Bossard, as the former executive director of Cinemapolis, offers behind-the-scenes expertise about what it is like running and managing a film festival, Utterson said.

“Brett Bossard has really exceptional knowledge of some of the more industry focused debates in thinking about how festivals run,” Utterson said. “The work of distribution, the work of exhibition, how films circulate within the international markets, how films move from film festivals across the globe into particular cinemas, but also more local festivals and the audiences, publics and communities that will get to see them.”

Bossard, a Park school alum, worked for nine years as the executive director of Cinemapolis and uses his first-hand experience and network of connections to inform his teaching.

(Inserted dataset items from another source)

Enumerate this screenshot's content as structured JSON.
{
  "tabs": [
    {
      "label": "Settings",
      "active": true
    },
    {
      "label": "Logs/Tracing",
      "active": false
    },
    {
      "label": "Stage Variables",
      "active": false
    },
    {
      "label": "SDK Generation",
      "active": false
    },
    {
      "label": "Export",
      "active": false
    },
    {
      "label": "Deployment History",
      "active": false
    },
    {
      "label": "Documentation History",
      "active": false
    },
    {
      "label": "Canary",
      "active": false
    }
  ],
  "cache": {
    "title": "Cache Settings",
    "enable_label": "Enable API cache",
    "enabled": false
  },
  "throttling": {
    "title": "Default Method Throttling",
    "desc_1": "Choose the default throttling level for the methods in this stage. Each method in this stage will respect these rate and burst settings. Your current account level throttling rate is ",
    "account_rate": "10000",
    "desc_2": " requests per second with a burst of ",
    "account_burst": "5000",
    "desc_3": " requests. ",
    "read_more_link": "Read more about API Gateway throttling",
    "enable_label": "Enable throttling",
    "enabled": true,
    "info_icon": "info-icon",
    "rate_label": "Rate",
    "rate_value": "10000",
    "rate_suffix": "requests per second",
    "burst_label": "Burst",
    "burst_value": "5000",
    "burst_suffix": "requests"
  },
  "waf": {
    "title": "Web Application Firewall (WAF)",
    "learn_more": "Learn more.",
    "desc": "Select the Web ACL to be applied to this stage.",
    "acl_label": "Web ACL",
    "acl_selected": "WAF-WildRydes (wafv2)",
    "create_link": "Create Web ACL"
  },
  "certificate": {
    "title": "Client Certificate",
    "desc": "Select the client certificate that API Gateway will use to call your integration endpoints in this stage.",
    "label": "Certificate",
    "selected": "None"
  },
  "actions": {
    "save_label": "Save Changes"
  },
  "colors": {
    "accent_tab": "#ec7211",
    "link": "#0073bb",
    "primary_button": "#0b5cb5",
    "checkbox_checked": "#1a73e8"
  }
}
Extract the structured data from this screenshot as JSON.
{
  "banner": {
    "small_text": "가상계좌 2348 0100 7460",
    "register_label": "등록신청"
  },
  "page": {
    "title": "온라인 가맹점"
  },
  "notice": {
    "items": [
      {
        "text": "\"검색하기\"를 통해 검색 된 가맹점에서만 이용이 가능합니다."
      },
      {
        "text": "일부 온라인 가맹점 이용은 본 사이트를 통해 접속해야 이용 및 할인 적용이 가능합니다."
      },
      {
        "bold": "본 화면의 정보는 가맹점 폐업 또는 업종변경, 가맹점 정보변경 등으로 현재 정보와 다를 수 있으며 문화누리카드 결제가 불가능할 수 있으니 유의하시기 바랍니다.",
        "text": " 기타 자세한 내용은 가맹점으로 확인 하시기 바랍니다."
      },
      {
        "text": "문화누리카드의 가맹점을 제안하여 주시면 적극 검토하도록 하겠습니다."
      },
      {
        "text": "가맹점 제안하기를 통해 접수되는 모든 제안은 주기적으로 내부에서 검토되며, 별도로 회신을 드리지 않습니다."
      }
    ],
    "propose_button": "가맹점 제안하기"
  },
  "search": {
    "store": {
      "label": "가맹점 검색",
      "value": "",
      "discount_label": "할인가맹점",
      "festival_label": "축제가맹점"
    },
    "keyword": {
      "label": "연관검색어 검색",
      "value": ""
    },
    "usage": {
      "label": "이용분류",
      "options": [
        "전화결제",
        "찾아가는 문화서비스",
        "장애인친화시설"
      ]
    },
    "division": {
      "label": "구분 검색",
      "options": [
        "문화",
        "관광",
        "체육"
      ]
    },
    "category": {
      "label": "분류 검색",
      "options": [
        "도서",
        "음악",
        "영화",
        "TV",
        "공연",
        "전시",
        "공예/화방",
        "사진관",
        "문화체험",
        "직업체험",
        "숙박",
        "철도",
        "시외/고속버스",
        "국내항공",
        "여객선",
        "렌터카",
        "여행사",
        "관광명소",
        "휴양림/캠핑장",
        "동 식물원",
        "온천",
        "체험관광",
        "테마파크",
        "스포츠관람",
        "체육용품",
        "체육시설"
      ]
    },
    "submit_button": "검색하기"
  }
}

“Having spent nine years in Cinemapolis, I developed a pretty, you know, strong network of friends and colleagues in the industry,” Bossard said. “I’m just really excited to connect those people who really know the ins and outs of this world with … students who are going to be, you know, enrolled in this class.”

FLEFF 2023 will be taking place from March 20 to April 9 on both the Ithaca College campus and other venues like Cinemapolis.

“They’re just a celebration of cinema culture,” Bossard said. “The people who are there understand the power of seeing a film in a communal environment, you know, with a bunch of other people who are excited about the art form and excited about what an individual filmmaker has to say and how important it is to support, you know, that expression.”